The new regulations for record eligibility could also force dysfunctional national anti-doping agencies, like beleaguered Athletics Kenya, to upgrade their programs in order for their athletes to even be eligible to set records. “I think that some of the nations that are non-WADA compliant and haven’t built the infrastructure in their countries for out-of-competition testing will now be motivated to build that structure, since you are responsible for doing that within your own nation,” Lauren Fleshman, a former professional runner and longtime anti-doping advocate, says of the proposal.
Fleshman was quick to point out however, that state-sponsored corruption and manipulation of test results would still be a problem, even if national agencies were to undergo an extensive overhaul. Likewise, aspiring dopers would still try to beat the system.
“It’s not going to solve the problem of technology and science being ahead of the testing,” Fleshman says.

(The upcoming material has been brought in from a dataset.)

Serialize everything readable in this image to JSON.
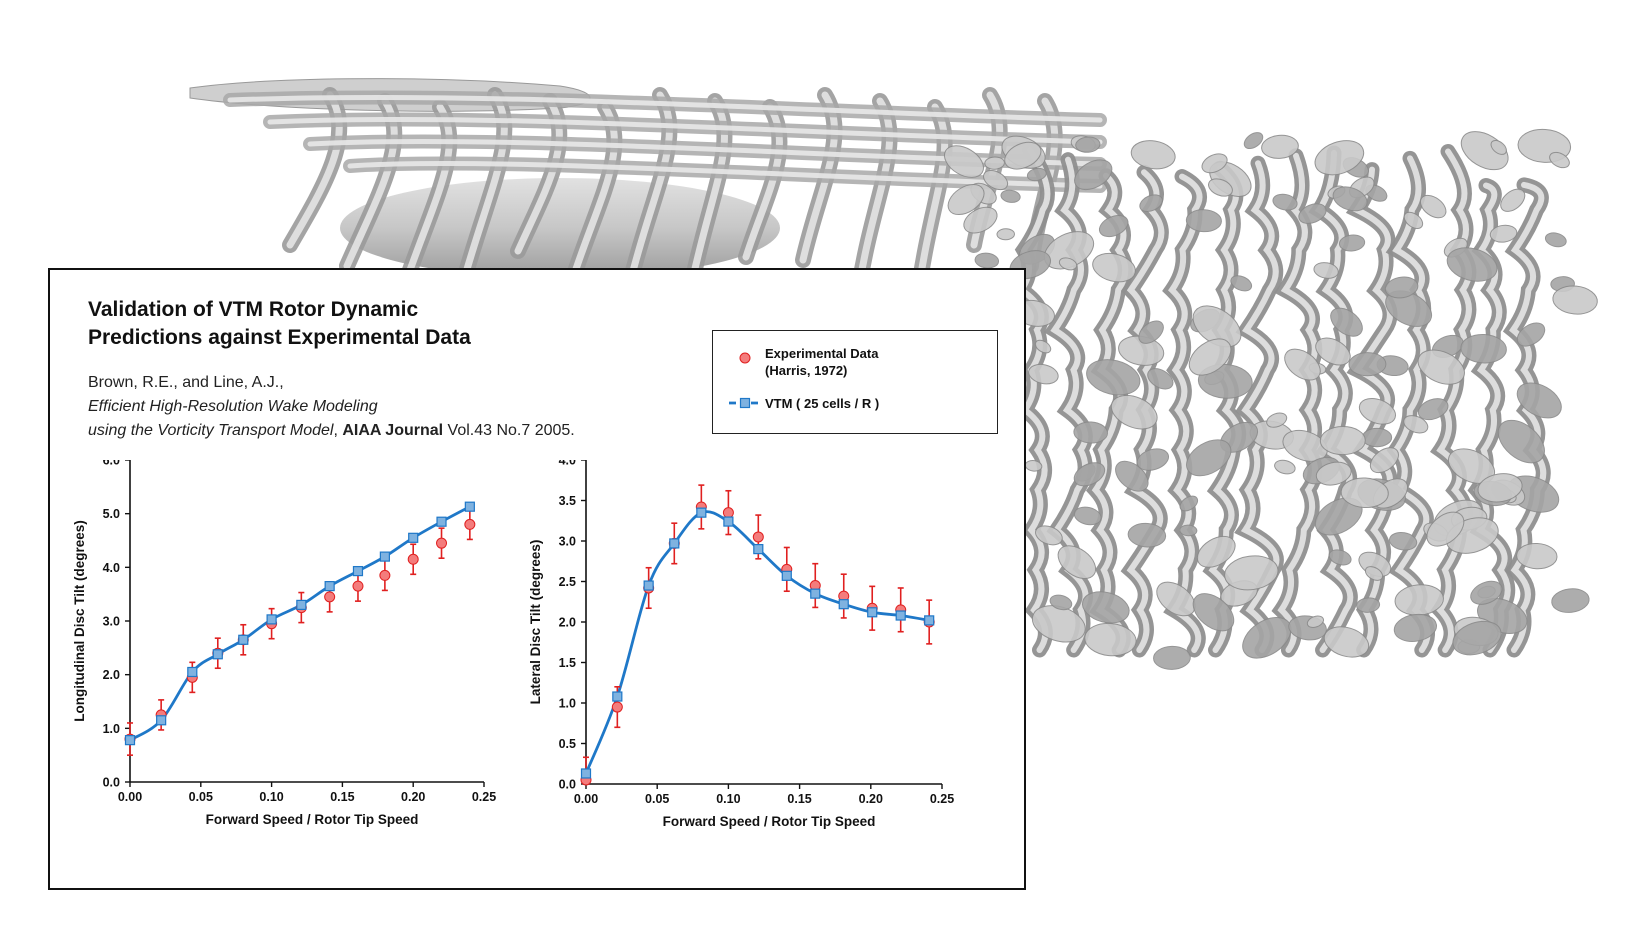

As for the underlying motivation for recalibrating the record books, Fleshman feels that there’s been a long-held belief in professional track and field that the sport would be more marketable if the stratospheric times from the steroid era were erased. While making records obtainable again might stoke the interest of fans and sponsors in the short-term, Fleshman ultimately doesn’t think it’s viable solution. “I think that the real problem is that our sport has become addicted to telling one story: medals and records,” Fleshman says.
“Unless we learn how to tell the story more creatively, while also combating doping, our sport isn’t going to survive.”